Chair: Evelyn Brown (East Carolina University)

Heuristics for Balancing Operating Room and Post-Anesthesia Resources Under Uncertainty
Jill Howard Iser, Brian T. Denton, and Russell E. King (North Carolina State University)

The Post-Anesthesia Care Unit (PACU) is a shared resource in the hospital where patients recover from surgery. It is fed by a set of Operating Rooms (OR’s) often spanning several surgical services. It is insufficient to determine the best surgery schedule for any single OR without considering available PACU capacity. We model this as a two-stage process where the first stage is surgery and the second, post-anesthesia recovery. An interesting aspect of the second-stage process is that it begins as soon as the first stage has concluded even if a PACU bed is not available. In this case, the OR continues to house the recovering patient until a PACU bed is available. We analyze the structure of the problem, evaluate several heuristics based on competing performance measures for surgical suite efficiency, and present results of numerical experiments and insights that can be derived from them.

Maximizing the Utilization of Operating Rooms with Stochastic Times Using Simulation
Jean-Paul Arnaout (Lebanese American University)

This paper addresses a surgery rooms scheduling problem. The problem is modeled as a parallel machine scheduling problem with sequence dependent setup times and an objective of minimizing the makespan. This is a NP-hard problem and in this paper, a solution heuristic is developed and compared to existing ones using simulation. The results and analysis obtained from the computational experiments proved the superiority of the proposed algorithm LEPST over the other algorithms presented.

Wednesday 8:30:00 AM 10:00:00 AM
Improving Healthcare Outcomes

Chair: Sallie Brailsford (University of Southampton)
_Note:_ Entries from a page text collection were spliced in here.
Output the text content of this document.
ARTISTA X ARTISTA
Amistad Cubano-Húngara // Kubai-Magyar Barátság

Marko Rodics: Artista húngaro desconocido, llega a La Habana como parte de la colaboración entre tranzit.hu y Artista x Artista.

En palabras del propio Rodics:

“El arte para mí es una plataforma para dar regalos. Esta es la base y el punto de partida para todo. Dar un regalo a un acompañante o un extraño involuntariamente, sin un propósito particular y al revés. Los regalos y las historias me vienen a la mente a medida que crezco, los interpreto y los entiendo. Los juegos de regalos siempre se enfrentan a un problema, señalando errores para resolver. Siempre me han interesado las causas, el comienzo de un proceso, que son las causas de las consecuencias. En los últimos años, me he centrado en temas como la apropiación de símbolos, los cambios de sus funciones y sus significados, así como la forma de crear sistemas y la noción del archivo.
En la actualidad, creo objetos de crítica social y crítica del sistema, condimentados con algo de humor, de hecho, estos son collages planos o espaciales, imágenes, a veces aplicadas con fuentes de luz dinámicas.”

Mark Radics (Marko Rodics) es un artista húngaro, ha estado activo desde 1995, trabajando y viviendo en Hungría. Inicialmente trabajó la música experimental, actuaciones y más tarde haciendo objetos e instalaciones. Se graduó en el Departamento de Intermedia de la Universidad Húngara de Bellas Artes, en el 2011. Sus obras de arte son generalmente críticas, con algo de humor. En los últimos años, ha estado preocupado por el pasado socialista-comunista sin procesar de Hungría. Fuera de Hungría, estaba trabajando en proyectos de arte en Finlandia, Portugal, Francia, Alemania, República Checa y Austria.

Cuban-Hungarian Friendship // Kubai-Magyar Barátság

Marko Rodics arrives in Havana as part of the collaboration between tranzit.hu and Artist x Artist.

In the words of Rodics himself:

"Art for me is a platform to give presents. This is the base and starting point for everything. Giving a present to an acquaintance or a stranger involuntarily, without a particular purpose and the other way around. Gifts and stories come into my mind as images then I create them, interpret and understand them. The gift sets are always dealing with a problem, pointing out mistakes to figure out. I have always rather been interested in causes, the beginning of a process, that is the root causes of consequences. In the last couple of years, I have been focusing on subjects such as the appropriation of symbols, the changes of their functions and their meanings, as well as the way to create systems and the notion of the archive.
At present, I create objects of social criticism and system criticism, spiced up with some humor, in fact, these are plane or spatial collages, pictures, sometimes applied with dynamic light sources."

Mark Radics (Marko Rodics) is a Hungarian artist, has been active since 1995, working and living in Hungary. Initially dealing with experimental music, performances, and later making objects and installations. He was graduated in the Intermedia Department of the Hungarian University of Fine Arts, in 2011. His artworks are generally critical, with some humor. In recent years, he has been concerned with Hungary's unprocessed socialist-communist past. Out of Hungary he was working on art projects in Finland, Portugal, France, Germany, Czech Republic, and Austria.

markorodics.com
How Much is a Health Insurer Willing to Pay for Colorectal Cancer Screening Tests?
Reza Yaesoubi and Stephen D. Roberts (North Carolina State University)
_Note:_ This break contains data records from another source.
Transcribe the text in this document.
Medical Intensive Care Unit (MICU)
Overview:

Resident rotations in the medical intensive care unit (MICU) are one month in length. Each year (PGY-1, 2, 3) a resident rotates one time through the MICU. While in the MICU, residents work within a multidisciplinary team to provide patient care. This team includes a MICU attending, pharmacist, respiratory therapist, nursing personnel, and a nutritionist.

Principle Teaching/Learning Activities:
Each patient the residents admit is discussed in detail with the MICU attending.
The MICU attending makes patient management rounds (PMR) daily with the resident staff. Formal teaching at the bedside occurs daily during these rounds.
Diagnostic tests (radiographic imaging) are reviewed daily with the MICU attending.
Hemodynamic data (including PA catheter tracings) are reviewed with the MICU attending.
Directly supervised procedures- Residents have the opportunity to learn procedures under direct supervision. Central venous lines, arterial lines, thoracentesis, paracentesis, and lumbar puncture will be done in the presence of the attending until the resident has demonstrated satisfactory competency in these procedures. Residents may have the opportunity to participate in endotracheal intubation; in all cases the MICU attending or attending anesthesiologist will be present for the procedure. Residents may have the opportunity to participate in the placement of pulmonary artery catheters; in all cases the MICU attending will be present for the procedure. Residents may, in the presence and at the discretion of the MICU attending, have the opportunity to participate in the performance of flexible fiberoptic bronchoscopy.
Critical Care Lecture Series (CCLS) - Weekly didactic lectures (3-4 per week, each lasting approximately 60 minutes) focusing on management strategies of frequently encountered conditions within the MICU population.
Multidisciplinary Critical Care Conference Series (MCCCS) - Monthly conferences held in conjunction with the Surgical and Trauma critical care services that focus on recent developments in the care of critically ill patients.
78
Colorectal Cancer (CRC) screening tests have proven to be cost-effective in preventing cancer incidence. Yet, as recent studies have shown, CRC screening tests are noticeably underutilized. Among the factors influencing CRC screening test utilization, the role of health insurers has gained considerable attention in recent studies. In this paper, we propose an analytical model for the market of CRC screening tests and show how the insurer can benefit from a computer simulation model to cope with the problem of incomplete and asymmetric information inherent in this market. Our estimates reveal that promoting CRC screening tests is not necessarily economically attractive to the insurer, unless the insurer’s valuation of life is greater than a certain limit. We use the proposed model to estimate such a threshold – the insurer’s willingness-to-pay to acquire one additional life year by covering the CRC screening tests.

Discrete Event Simulation: Optimizing Patient Flow and Redesign in a Replacement Facility
Marshall Ashby, Martin Miller, and David Ferrin (FDI) and Niloo Shahi (LAC+USC Healthcare Network)
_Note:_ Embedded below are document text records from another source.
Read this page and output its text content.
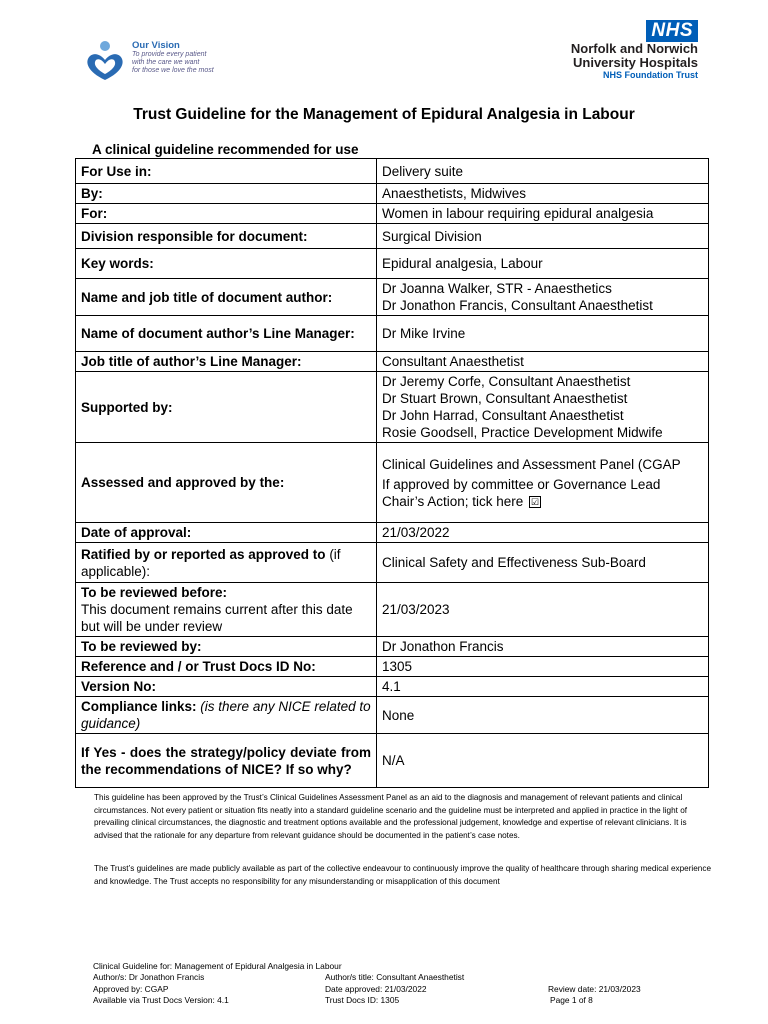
Our Vision
To provide every patient
with the care we want
for those we love the most
NHS
Norfolk and Norwich
University Hospitals
NHS Foundation Trust
Trust Guideline for the Management of Epidural Analgesia in Labour
A clinical guideline recommended for use
For Use in:	Delivery suite
By:	Anaesthetists, Midwives
For:	Women in labour requiring epidural analgesia
Division responsible for document:	Surgical Division
Key words:	Epidural analgesia, Labour
Name and job title of document author:	Dr Joanna Walker, STR - Anaesthetics
Dr Jonathon Francis, Consultant Anaesthetist

Name of document author’s Line Manager:	Dr Mike Irvine
Job title of author’s Line Manager:	Consultant Anaesthetist
Supported by:	Dr Jeremy Corfe, Consultant Anaesthetist
Dr Stuart Brown, Consultant Anaesthetist
Dr John Harrad, Consultant Anaesthetist
Rosie Goodsell, Practice Development Midwife

Assessed and approved by the:	Clinical Guidelines and Assessment Panel (CGAP
If approved by committee or Governance Lead Chair’s Action; tick here ☑

Date of approval:	21/03/2022
Ratified by or reported as approved to (if applicable):	Clinical Safety and Effectiveness Sub-Board

To be reviewed before:
This document remains current after this date but will be under review	21/03/2023
To be reviewed by:	Dr Jonathon Francis
Reference and / or Trust Docs ID No:	1305
Version No:	4.1
Compliance links: (is there any NICE related to guidance)	None
If Yes - does the strategy/policy deviate from the recommendations of NICE? If so why?	N/A
This guideline has been approved by the Trust’s Clinical Guidelines Assessment Panel as an aid to the diagnosis and management of relevant patients and clinical circumstances. Not every patient or situation fits neatly into a standard guideline scenario and the guideline must be interpreted and applied in practice in the light of prevailing clinical circumstances, the diagnostic and treatment options available and the professional judgement, knowledge and expertise of relevant clinicians. It is advised that the rationale for any departure from relevant guidance should be documented in the patient’s case notes.
The Trust’s guidelines are made publicly available as part of the collective endeavour to continuously improve the quality of healthcare through sharing medical experience and knowledge. The Trust accepts no responsibility for any misunderstanding or misapplication of this document
Clinical Guideline for: Management of Epidural Analgesia in Labour
Author/s: Dr Jonathon Francis	Author/s title: Consultant Anaesthetist
Approved by: CGAP	Date approved: 21/03/2022	Review date: 21/03/2023
Available via Trust Docs Version: 4.1	Trust Docs ID: 1305	Page 1 of 8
This study observed the challenges of taking an existing facility’s inpatient volumes and procedures and projecting them into a replacement facility with differently sized units, overall scale, and layout. Discrete event simulation is used to examine the impacts of this transition as well as the operational impacts of capacity changes, process redesign, and process improvements. This effort to optimize patient flow throughout the inpatient units is done while modeling and observing the impacts on other interdependent parts of the hospital such as the Emergency Department, and Operating Rooms.

Allocating Outpatient Clinic Services Using Simulation and Linear Programming
David Ferrin (FDI Simulation)

A large number of operational tools exist to help researchers determine business solutions for their customers. Each individual tool serves a distinct purpose for specific types of problems. Deciding which tool to use requires knowledge and experience. Sometimes, the researcher should integrate several tools because each tool may get too complex or not form a complete solution. This paper discusses how simulation, linear programming and spreadsheet analysis were integrated to help a new hospital determine ideal space assignments, schedule configurations and throughput targets for numerous clinic services.